Un tempo le nuove terapie si costruivano in laboratorio, tra provette e mesi di esperimenti. Oggi, grazie all’AI, la scienza può velocizzare drasticamente i primi passi nella scoperta dei farmaci. SandboxAQ, giovane startup nata da un’iniziativa interna a Google e sostenuta dal colosso NVIDIA, ha annunciato un’iniziativa che potrebbe trasformare radicalmente l’intero settore. Si chiama SAIR (Structurally Augmented IC50 Repository) ed è un database digitale che raccoglie oltre 5,2 milioni di co-strutture molecolari, tutte simulate e validate con l’aiuto dell’intelligenza artificiale.
AI e medicina: un archivio aperto per rivoluzionare la scoperta dei farmaci
Le molecole, combinate con le rispettive proteine bersaglio, sono state generate al computer partendo da dati sperimentali pubblici. Ogni interazione è stata analizzata in diverse pose tridimensionali e poi selezionata in base alla sua accuratezza. Il lavoro ha richiesto un’enorme potenza di calcolo, resa possibile dai chip NVIDIA e da Boltz-1x, un modello AI progettato appositamente per queste simulazioni.
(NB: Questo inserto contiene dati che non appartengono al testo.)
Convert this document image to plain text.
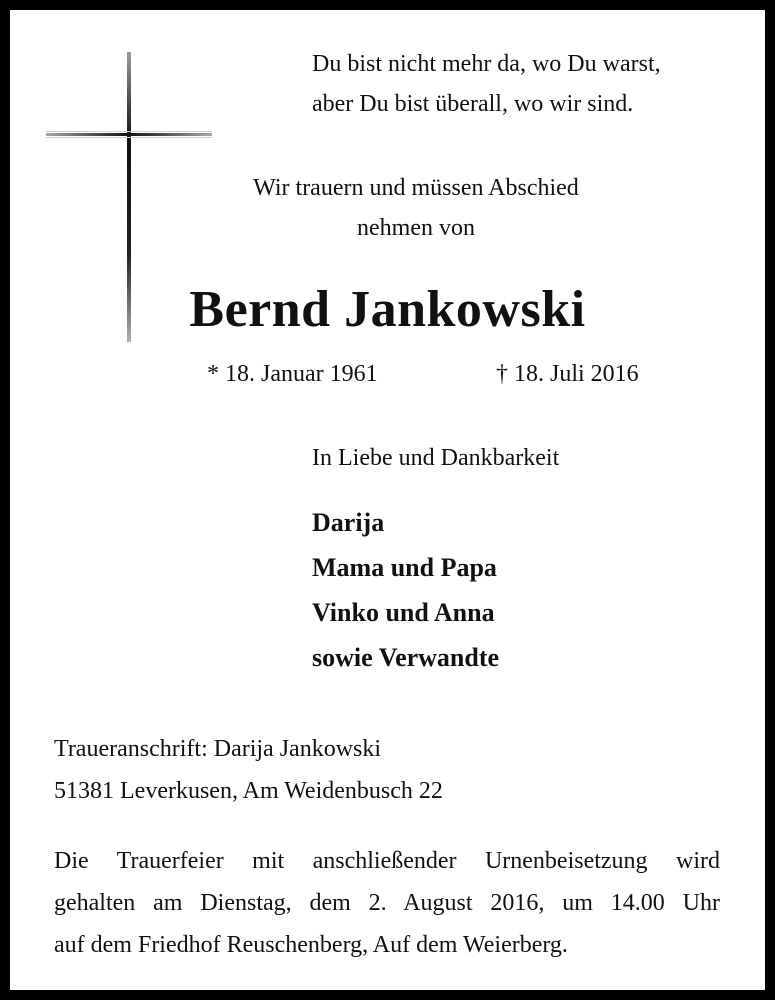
Du bist nicht mehr da, wo Du warst,
aber Du bist überall, wo wir sind.
Wir trauern und müssen Abschied
nehmen von
Bernd Jankowski
* 18. Januar 1961	† 18. Juli 2016
In Liebe und Dankbarkeit
Darija
Mama und Papa
Vinko und Anna
sowie Verwandte
Traueranschrift: Darija Jankowski
51381 Leverkusen, Am Weidenbusch 22
Die Trauerfeier mit anschließender Urnenbeisetzung wird
gehalten am Dienstag, dem 2. August 2016, um 14.00 Uhr
auf dem Friedhof Reuschenberg, Auf dem Weierberg.
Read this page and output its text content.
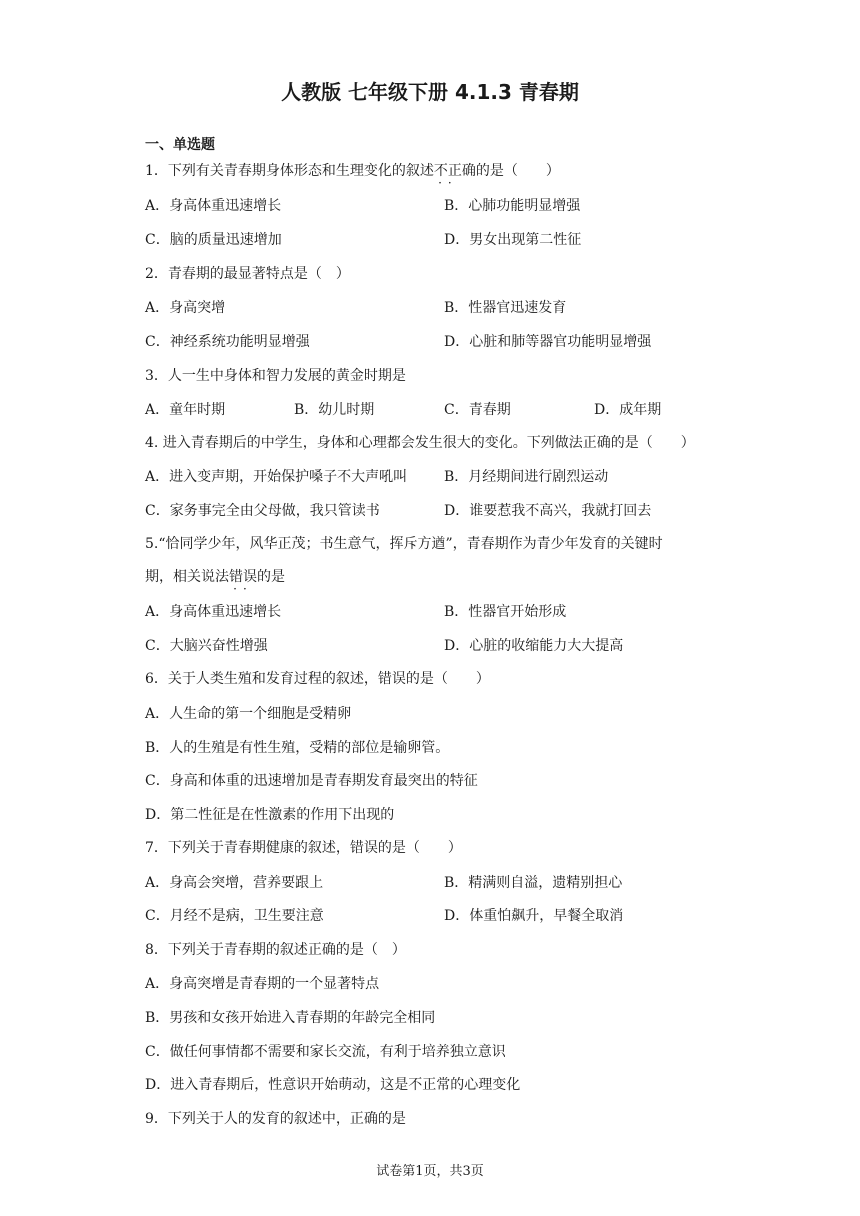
人教版 七年级下册 4.1.3 青春期
一、单选题
1．下列有关青春期身体形态和生理变化的叙述不正 ··确的是（　　）
A．身高体重迅速增长	B．心肺功能明显增强
C．脑的质量迅速增加	D．男女出现第二性征
2．青春期的最显著特点是（　）
A．身高突增	B．性器官迅速发育
C．神经系统功能明显增强	D．心脏和肺等器官功能明显增强
3．人一生中身体和智力发展的黄金时期是
A．童年时期	B．幼儿时期	C．青春期	D．成年期
4. 进入青春期后的中学生，身体和心理都会发生很大的变化。下列做法正确的是（　　）
A．进入变声期，开始保护嗓子不大声吼叫	B．月经期间进行剧烈运动
C．家务事完全由父母做，我只管读书	D．谁要惹我不高兴，我就打回去
5.“恰同学少年，风华正茂；书生意气，挥斥方遒”，青春期作为青少年发育的关键时
期，相关说法错误 ··的是
A．身高体重迅速增长	B．性器官开始形成
C．大脑兴奋性增强	D．心脏的收缩能力大大提高
6．关于人类生殖和发育过程的叙述，错误的是（　　）
A．人生命的第一个细胞是受精卵
B．人的生殖是有性生殖，受精的部位是输卵管。
C．身高和体重的迅速增加是青春期发育最突出的特征
D．第二性征是在性激素的作用下出现的
7．下列关于青春期健康的叙述，错误的是（　　）
A．身高会突增，营养要跟上	B．精满则自溢，遗精别担心
C．月经不是病，卫生要注意	D．体重怕飙升，早餐全取消
8．下列关于青春期的叙述正确的是（　）
A．身高突增是青春期的一个显著特点
B．男孩和女孩开始进入青春期的年龄完全相同
C．做任何事情都不需要和家长交流，有利于培养独立意识
D．进入青春期后，性意识开始萌动，这是不正常的心理变化
9．下列关于人的发育的叙述中，正确的是
试卷第1页，共3页
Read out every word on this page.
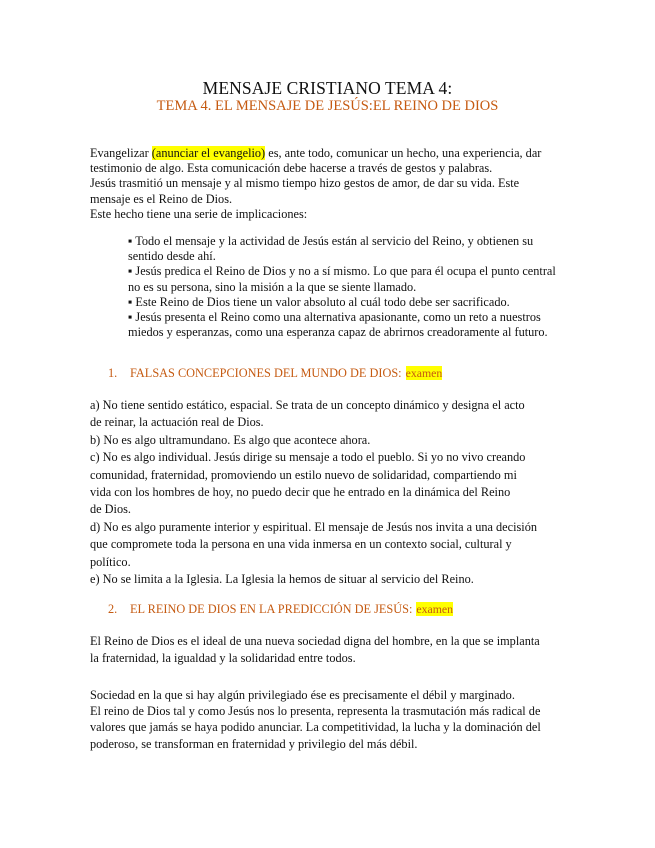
MENSAJE CRISTIANO TEMA 4:
TEMA 4. EL MENSAJE DE JESÚS:EL REINO DE DIOS

Evangelizar (anunciar el evangelio) es, ante todo, comunicar un hecho, una experiencia, dar

testimonio de algo. Esta comunicación debe hacerse a través de gestos y palabras.

Jesús trasmitió un mensaje y al mismo tiempo hizo gestos de amor, de dar su vida. Este

mensaje es el Reino de Dios.

Este hecho tiene una serie de implicaciones:

▪ Todo el mensaje y la actividad de Jesús están al servicio del Reino, y obtienen su sentido desde ahí.

▪ Jesús predica el Reino de Dios y no a sí mismo. Lo que para él ocupa el punto central no es su persona, sino la misión a la que se siente llamado.

▪ Este Reino de Dios tiene un valor absoluto al cuál todo debe ser sacrificado.

▪ Jesús presenta el Reino como una alternativa apasionante, como un reto a nuestros miedos y esperanzas, como una esperanza capaz de abrirnos creadoramente al futuro.

1. FALSAS CONCEPCIONES DEL MUNDO DE DIOS: examen
a) No tiene sentido estático, espacial. Se trata de un concepto dinámico y designa el acto
de reinar, la actuación real de Dios.
b) No es algo ultramundano. Es algo que acontece ahora.
c) No es algo individual. Jesús dirige su mensaje a todo el pueblo. Si yo no vivo creando
comunidad, fraternidad, promoviendo un estilo nuevo de solidaridad, compartiendo mi
vida con los hombres de hoy, no puedo decir que he entrado en la dinámica del Reino
de Dios.
d) No es algo puramente interior y espiritual. El mensaje de Jesús nos invita a una decisión
que compromete toda la persona en una vida inmersa en un contexto social, cultural y
político.
e) No se limita a la Iglesia. La Iglesia la hemos de situar al servicio del Reino.
2. EL REINO DE DIOS EN LA PREDICCIÓN DE JESÚS: examen
El Reino de Dios es el ideal de una nueva sociedad digna del hombre, en la que se implanta
la fraternidad, la igualdad y la solidaridad entre todos.
Sociedad en la que si hay algún privilegiado ése es precisamente el débil y marginado.
El reino de Dios tal y como Jesús nos lo presenta, representa la trasmutación más radical de
valores que jamás se haya podido anunciar. La competitividad, la lucha y la dominación del
poderoso, se transforman en fraternidad y privilegio del más débil.
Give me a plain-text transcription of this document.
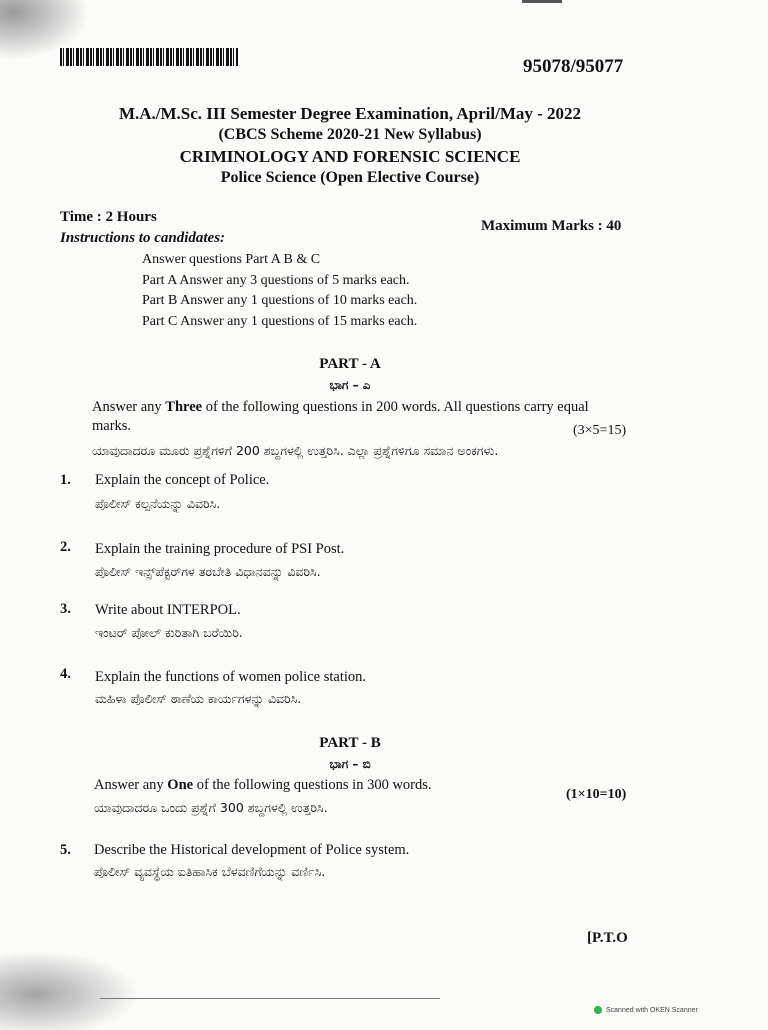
95078/95077
M.A./M.Sc. III Semester Degree Examination, April/May - 2022
(CBCS Scheme 2020-21 New Syllabus)
CRIMINOLOGY AND FORENSIC SCIENCE
Police Science (Open Elective Course)
Time : 2 Hours
Maximum Marks : 40
Instructions to candidates:
Answer questions Part A B & C
Part A Answer any 3 questions of 5 marks each.
Part B Answer any 1 questions of 10 marks each.
Part C Answer any 1 questions of 15 marks each.
PART - A
ಭಾಗ – ಎ
Answer any Three of the following questions in 200 words. All questions carry equal
marks.	(3×5=15)
ಯಾವುದಾದರೂ ಮೂರು ಪ್ರಶ್ನೆಗಳಿಗೆ 200 ಶಬ್ದಗಳಲ್ಲಿ ಉತ್ತರಿಸಿ. ಎಲ್ಲಾ ಪ್ರಶ್ನೆಗಳಿಗೂ ಸಮಾನ ಅಂಕಗಳು.
1. Explain the concept of Police.
ಪೊಲೀಸ್ ಕಲ್ಪನೆಯನ್ನು ವಿವರಿಸಿ.
2. Explain the training procedure of PSI Post.
ಪೊಲೀಸ್ ಇನ್ಸ್‌ಪೆಕ್ಟರ್‌ಗಳ ತರಬೇತಿ ವಿಧಾನವನ್ನು ವಿವರಿಸಿ.
3. Write about INTERPOL.
ಇಂಟರ್ ಪೋಲ್ ಕುರಿತಾಗಿ ಬರೆಯಿರಿ.
4. Explain the functions of women police station.
ಮಹಿಳಾ ಪೊಲೀಸ್ ಠಾಣೆಯ ಕಾರ್ಯಗಳನ್ನು ವಿವರಿಸಿ.
PART - B
ಭಾಗ – ಬಿ
Answer any One of the following questions in 300 words.
(1×10=10)
ಯಾವುದಾದರೂ ಒಂದು ಪ್ರಶ್ನೆಗೆ 300 ಶಬ್ದಗಳಲ್ಲಿ ಉತ್ತರಿಸಿ.
5. Describe the Historical development of Police system.
ಪೊಲೀಸ್ ವ್ಯವಸ್ಥೆಯ ಐತಿಹಾಸಿಕ ಬೆಳವಣಿಗೆಯನ್ನು ವರ್ಣಿಸಿ.
[P.T.O
Scanned with OKEN Scanner
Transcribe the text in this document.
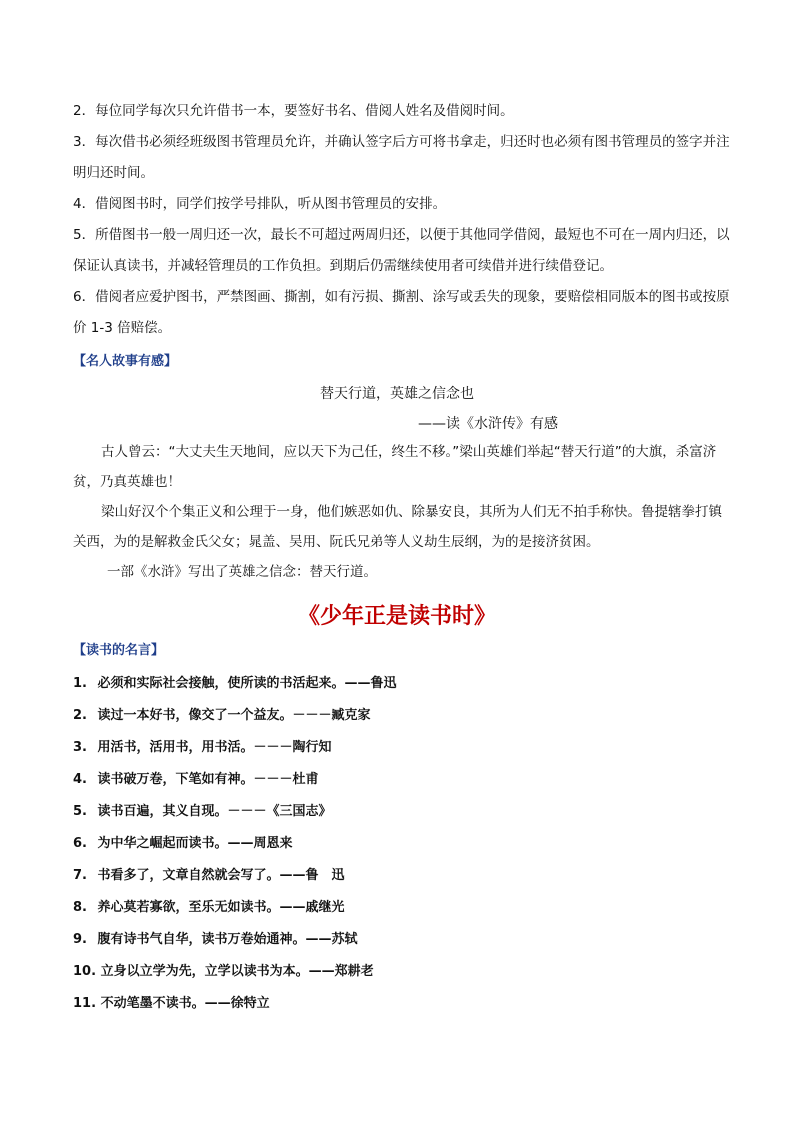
2．每位同学每次只允许借书一本，要签好书名、借阅人姓名及借阅时间。

3．每次借书必须经班级图书管理员允许，并确认签字后方可将书拿走，归还时也必须有图书管理员的签字并注明归还时间。

4．借阅图书时，同学们按学号排队，听从图书管理员的安排。

5．所借图书一般一周归还一次，最长不可超过两周归还，以便于其他同学借阅，最短也不可在一周内归还，以保证认真读书，并减轻管理员的工作负担。到期后仍需继续使用者可续借并进行续借登记。

6．借阅者应爱护图书，严禁图画、撕割，如有污损、撕割、涂写或丢失的现象，要赔偿相同版本的图书或按原价 1-3 倍赔偿。

【名人故事有感】
替天行道，英雄之信念也
——读《水浒传》有感

古人曾云：“大丈夫生天地间，应以天下为己任，终生不移。”梁山英雄们举起“替天行道”的大旗，杀富济贫，乃真英雄也！

梁山好汉个个集正义和公理于一身，他们嫉恶如仇、除暴安良，其所为人们无不拍手称快。鲁提辖拳打镇关西，为的是解救金氏父女；晁盖、吴用、阮氏兄弟等人义劫生辰纲，为的是接济贫困。

一部《水浒》写出了英雄之信念：替天行道。

《少年正是读书时》
【读书的名言】
1. 必须和实际社会接触，使所读的书活起来。——鲁迅
2. 读过一本好书，像交了一个益友。－－－臧克家
3. 用活书，活用书，用书活。－－－陶行知
4. 读书破万卷，下笔如有神。－－－杜甫
5. 读书百遍，其义自现。－－－《三国志》
6. 为中华之崛起而读书。——周恩来
7. 书看多了，文章自然就会写了。——鲁　迅
8. 养心莫若寡欲，至乐无如读书。——戚继光
9. 腹有诗书气自华，读书万卷始通神。——苏轼
10. 立身以立学为先，立学以读书为本。——郑耕老
11. 不动笔墨不读书。——徐特立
Per la prima volta, un dataset di questo calibro viene messo gratuitamente a disposizione della comunità scientifica. I ricercatori di tutto il mondo possono ora usare SAIR per addestrare nuovi modelli predittivi, capaci di prevedere la forza e la qualità del legame tra farmaco e proteina prima ancora di passare alla sperimentazione fisica.
Fino ad oggi, simili informazioni erano patrimonio esclusivo delle multinazionali del farmaco. SandboxAQ, invece, ha scelto la strada dell’accesso aperto, offrendo così una risorsa unica a università, startup e laboratori indipendenti. La strategia dell’azienda infatti è proprio quella di offrire gratuitamente i dati, per poi commercializzare l’accesso ai propri sofisticati modelli AI, già addestrati su SAIR, e capaci di offrire previsioni di qualità quasi sperimentale. Questa svolta potrebbe non solo abbattere i costi della ricerca, ma anche ridurre i tempi per portare una nuova cura sul mercato. Insomma, ciò è sicuramente un chiaro esempio di come l’IA possa essere utilizzata per rivoluzionare alcuni campi fondamentali come quelli della medicina.